Though my body advanced in size far more rapidly than my brother's it contained an untruth for my proportions remained that of a five month old puppy, I was just bigger than average. It didn't matter, I was still treated as an older puppy. And furthermore as my body appeared at least to race ahead of me and expectations of me grew, I struggled cognitively to keep up. I had to leave behind mindless romping and biting early because when you were bigger, such activities would start a fight, not be viewed as cute. When a tiny round puppy jumps on your ankle, it is cute, but when that puppy is a 100 lb. dog and leaps at your chest, it is not at all the same. So it is with humans, and so it was with us dogs as well.

So I had to grow up and fast. It was hard, but I leant on the considerable support of the stolid black lab and he caught me when I fumbled and backed me up when otherwise I might have started a fight. I mentioned before that there is a human world and a dog world and that us dogs have to live in both. I am sure you imagine that the human world is indefinitely more complex and deep than the simple-minded dog world. And while this might be the case in some areas, you would be wrong to assume our world is simple. The movement of your eyes and the slant of your tail can either invite a friend for a game of chase or challenge the same dog for dominance. For a pack of only male dogs, the hierarchy was like a religion. and for those sexually mature, and to a one sexually frustrated, the tension ran especially high at times.
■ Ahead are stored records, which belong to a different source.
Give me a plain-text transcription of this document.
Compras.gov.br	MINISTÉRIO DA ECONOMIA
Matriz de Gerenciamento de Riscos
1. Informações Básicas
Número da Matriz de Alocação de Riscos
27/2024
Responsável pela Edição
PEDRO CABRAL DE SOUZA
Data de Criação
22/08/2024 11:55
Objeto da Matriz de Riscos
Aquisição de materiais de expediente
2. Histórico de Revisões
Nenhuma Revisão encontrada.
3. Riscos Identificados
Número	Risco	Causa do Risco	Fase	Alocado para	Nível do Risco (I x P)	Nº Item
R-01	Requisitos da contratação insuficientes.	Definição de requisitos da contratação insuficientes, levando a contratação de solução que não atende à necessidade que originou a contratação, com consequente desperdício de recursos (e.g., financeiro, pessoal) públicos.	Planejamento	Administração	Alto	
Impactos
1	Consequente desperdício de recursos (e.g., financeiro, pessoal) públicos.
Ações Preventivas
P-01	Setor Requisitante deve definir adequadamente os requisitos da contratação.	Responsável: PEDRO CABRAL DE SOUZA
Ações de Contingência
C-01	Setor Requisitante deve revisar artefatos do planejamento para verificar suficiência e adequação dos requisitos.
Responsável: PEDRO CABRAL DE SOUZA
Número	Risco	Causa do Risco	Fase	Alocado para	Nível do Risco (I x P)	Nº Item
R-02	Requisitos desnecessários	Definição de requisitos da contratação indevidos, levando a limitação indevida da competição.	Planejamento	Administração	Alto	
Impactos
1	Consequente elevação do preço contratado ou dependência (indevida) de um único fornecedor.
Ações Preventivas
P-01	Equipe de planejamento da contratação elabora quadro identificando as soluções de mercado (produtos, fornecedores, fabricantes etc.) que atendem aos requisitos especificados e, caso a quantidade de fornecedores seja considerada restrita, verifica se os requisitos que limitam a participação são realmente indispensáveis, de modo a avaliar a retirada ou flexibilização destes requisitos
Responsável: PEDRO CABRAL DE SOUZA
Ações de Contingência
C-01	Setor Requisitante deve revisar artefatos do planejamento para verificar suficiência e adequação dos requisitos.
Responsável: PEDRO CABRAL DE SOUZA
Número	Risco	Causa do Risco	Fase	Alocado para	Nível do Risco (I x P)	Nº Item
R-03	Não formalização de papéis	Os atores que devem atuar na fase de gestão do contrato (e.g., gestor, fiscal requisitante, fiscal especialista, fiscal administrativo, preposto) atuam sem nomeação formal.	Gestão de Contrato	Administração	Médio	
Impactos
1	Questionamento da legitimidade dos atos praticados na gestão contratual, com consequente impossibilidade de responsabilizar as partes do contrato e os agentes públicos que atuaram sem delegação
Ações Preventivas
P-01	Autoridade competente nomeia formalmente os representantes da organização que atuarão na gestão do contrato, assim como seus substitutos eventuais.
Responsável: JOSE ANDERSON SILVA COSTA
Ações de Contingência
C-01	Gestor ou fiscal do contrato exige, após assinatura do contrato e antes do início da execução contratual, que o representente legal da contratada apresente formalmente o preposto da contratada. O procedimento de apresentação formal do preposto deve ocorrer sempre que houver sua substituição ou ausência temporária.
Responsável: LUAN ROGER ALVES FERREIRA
Taking my size into account, I was considered halfway between infant and "adult;" although there were no true adults among us, even though we tended to pretend we were. Thus, I lost my protected status and moved immediately down to the bottom of the pecking order. To me, it happened in the blink of an eye, and really, I think it did.

My world changed the first time that I was forced to fight and actually defend myself.